Accused Labor Trafficker Accepts Plea Deal
Wednesday, November 20, 2019 | 514 | 0 | 88 min read
On the day his trial was set to begin, a labor broker accused of workers' compensation fraud, payroll fraud and labor trafficking pleaded guilty.
Ricardo Batres, who prosecutors said supplied undocumented immigrant workers to construction sites in the booming Minneapolis area, pleaded guilty Monday in Hennepin County court. Despite national attention on the case and a vow by local officials to crack down on the crimes, prosecutors have recommended just nine months in prison, with the possibility of release after four months, according to a local news report.
Batres, 47, acknowledged that he took advantage of laborers' immigration status to force them to work for him, and threatened to report them to federal authorities. He also lied on his workers' compensation insurance application to save money, and was accused of shorting workers on wages and paying them in cash, authorities said.
Batres took the deal, pleading guilty to labor trafficking and insurance fraud, after acknowledging that the evidence against him was strong.
“The insurance fraud and other things are not very good things,” Hennepin County Attorney Mike Freeman said Monday. “But what’s really bad is when you’re trafficking in human beings.”

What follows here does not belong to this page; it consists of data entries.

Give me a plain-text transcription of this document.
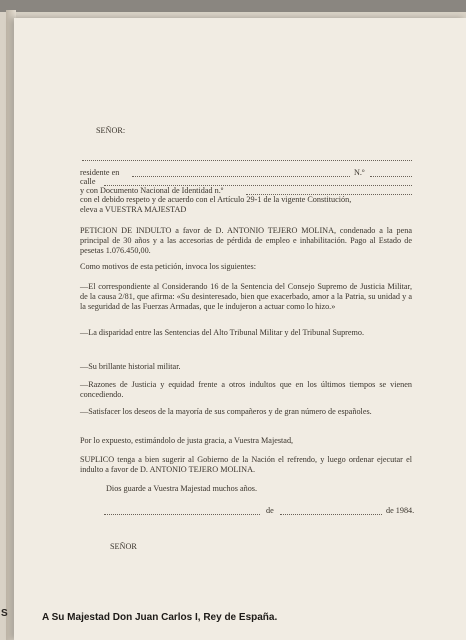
S
SEÑOR:
residente en	N.º
calle
y con Documento Nacional de Identidad n.º
con el debido respeto y de acuerdo con el Artículo 29-1 de la vigente Constitución,
eleva a VUESTRA MAJESTAD
PETICION DE INDULTO a favor de D. ANTONIO TEJERO MOLINA, condenado a la pena principal de 30 años y a las accesorias de pérdida de empleo e inhabilitación. Pago al Estado de pesetas 1.076.450,00.
Como motivos de esta petición, invoca los siguientes:
—El correspondiente al Considerando 16 de la Sentencia del Consejo Supremo de Justicia Militar, de la causa 2/81, que afirma: «Su desinteresado, bien que exacerbado, amor a la Patria, su unidad y a la seguridad de las Fuerzas Armadas, que le indujeron a actuar como lo hizo.»
—La disparidad entre las Sentencias del Alto Tribunal Militar y del Tribunal Supremo.
—Su brillante historial militar.
—Razones de Justicia y equidad frente a otros indultos que en los últimos tiempos se vienen concediendo.
—Satisfacer los deseos de la mayoría de sus compañeros y de gran número de españoles.
Por lo expuesto, estimándolo de justa gracia, a Vuestra Majestad,
SUPLICO tenga a bien sugerir al Gobierno de la Nación el refrendo, y luego ordenar ejecutar el indulto a favor de D. ANTONIO TEJERO MOLINA.
Dios guarde a Vuestra Majestad muchos años.
de	de 1984.
SEÑOR
A Su Majestad Don Juan Carlos I, Rey de España.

Labor brokers have become a growing problem nationwide, but prosecution has proven difficult because some workers fear they will be deported if they go public with their testimony. In this case, prosecutors partnered with community groups that work closely with immigrants, officials said.
“We see this trial as a call on other leaders in the industry, from our elected officials to developers, to be able to sit down and see how we can change this together,” said Eustacio Orosco, an organizer with a workers' rights group in Minneapolis.
Freeman said more prosecutions are likely.
“We are looking at other cases now,” he said. “We spent most of our time and energy, all of us, making sure this one worked. The industry is watching for a change, and they don’t like this. It makes the industry look bad.”